All this helps explain why reform has proved so difficult. There are conflicting principles and views here. Should we protect inheritance, or require those with assets to pay for their own care? Should we take on the decades-old culturally ingrained NHS/social care divide? In which case, in which direction? Should we revisit the highly privatised care economy by balancing it better, perhaps by providing some public sector capital, which, right now, is cheap?

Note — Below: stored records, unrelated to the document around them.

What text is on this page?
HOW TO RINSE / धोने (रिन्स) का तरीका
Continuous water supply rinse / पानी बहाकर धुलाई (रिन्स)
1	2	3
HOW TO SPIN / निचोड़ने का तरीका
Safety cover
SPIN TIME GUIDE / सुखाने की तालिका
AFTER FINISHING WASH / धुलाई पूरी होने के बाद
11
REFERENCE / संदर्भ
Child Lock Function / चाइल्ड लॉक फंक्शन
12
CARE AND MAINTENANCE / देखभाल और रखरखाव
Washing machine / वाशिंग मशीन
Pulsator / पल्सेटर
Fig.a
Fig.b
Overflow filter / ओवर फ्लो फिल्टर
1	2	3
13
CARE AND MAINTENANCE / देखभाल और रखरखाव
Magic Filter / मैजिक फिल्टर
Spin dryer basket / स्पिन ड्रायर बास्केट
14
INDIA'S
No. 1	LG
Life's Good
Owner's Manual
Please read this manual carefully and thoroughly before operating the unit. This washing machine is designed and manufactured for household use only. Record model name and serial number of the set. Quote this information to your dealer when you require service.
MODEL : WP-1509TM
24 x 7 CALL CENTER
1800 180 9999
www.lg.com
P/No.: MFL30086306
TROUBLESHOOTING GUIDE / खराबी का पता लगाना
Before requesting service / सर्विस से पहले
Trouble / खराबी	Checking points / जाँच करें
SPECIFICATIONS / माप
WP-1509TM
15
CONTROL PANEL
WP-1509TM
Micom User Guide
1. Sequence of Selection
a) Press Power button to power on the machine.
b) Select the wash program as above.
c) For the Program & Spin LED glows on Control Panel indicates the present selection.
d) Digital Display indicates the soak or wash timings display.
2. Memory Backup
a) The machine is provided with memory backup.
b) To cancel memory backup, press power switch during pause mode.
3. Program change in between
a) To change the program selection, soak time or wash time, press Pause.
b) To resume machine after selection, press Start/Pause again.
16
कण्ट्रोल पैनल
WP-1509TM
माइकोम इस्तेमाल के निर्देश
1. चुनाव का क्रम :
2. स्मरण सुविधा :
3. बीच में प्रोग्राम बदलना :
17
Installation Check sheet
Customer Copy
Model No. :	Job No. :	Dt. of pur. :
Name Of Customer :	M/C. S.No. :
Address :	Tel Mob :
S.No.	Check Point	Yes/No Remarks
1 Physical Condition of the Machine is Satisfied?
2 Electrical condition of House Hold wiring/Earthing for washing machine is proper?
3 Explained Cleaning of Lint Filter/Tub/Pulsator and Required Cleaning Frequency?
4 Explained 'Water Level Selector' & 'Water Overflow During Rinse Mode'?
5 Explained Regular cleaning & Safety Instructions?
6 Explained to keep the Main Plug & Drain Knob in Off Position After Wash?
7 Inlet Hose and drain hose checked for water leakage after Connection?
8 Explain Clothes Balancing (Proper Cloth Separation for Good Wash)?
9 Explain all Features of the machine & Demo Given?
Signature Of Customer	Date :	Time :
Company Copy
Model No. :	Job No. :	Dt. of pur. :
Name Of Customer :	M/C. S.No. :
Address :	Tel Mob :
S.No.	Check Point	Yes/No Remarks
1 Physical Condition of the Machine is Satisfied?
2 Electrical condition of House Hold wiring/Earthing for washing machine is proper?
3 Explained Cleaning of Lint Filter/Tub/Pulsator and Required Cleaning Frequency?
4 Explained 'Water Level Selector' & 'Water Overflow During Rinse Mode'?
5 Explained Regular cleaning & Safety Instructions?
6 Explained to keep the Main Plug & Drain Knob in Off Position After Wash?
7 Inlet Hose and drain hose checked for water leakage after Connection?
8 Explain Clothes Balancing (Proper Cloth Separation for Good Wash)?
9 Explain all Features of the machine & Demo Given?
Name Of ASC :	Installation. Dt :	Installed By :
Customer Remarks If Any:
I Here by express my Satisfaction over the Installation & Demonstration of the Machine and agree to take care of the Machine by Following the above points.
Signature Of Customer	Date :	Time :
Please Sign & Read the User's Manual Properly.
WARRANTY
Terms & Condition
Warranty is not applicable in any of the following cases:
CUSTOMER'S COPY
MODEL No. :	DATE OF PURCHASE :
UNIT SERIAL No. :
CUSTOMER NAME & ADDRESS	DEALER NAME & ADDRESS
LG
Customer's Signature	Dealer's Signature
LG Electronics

The fact that the issues are hard, however, has long ceased to be an excuse for inaction. As things stand, vulnerable people can be left without the sort of help that we would all like to think we will be able to rely on in our old age. All three of our problems contribute here—the jigsaw delivery can leave people confused and caught in the cracks; the stringent “needs test” can deny or severely ration care for those who are still frail; and, anxieties about what the means test will do to a family’s finances can result in the decision to seek care being postponed. Things that might help on all three fronts are easy enough to envisage. The Dilnot reforms are on the statute book in the form of the Care Act. There are plenty of examples of better integration of health and social care round the country that could be built on. Just getting some more money into social care would, undoubtedly, improve its quality.
But the crunch does, of course, come with the money. So should the taxpayer pay more to have a better social care system? And, if so, how should the money for that be raised? The Treasury—understandably enough—is always wary of an extension of this arm of the welfare state when increasing pensioner wealth, and an unchanging means-test with thresholds frozen in recent years ensures that the rising costs of care for the growing numbers of elderly falls far more on private than on public funds. But the effect on family carers does not enter its economic calculations. Not fully factored in either, as campaigners point out, is the risk that public-sector penny pinching can sometimes produce problems for the state longer term: if people received support earlier, then later heavier demands as they age might be postponed, and some hospitalisations would certainly be avoided.
Nonetheless, the fact is that we would be talking billions of pounds upfront to restore the present system even to where it was before austerity, and many billions more to reform the funding system. It is the cost, as much as anything, that has for so long stopped successive governments from acting.
There are plenty of options around for raising the substantial funds required—including innovative ones such as charging a low rate of capital gains tax on house sales. But all are likely to require those past pension age contributing collectively in one way or another. For older voters, like everyone else, the certainty of taxes today weighs more heavily than the risk of ruinous costs tomorrow. And the elderly vote.
In the lengthy post-Covid queue for resources, social care will be just one part of it, and not necessarily at the top given the NHS demands for cash to tackle what are now huge waiting lists, the need to help those thrown out of work in a changed world to retrain, and many other imperatives. The politics of this remains hard. Should Covid-19 finally trigger long-needed reforms to social care? Absolutely. Will it? Don’t bet on it.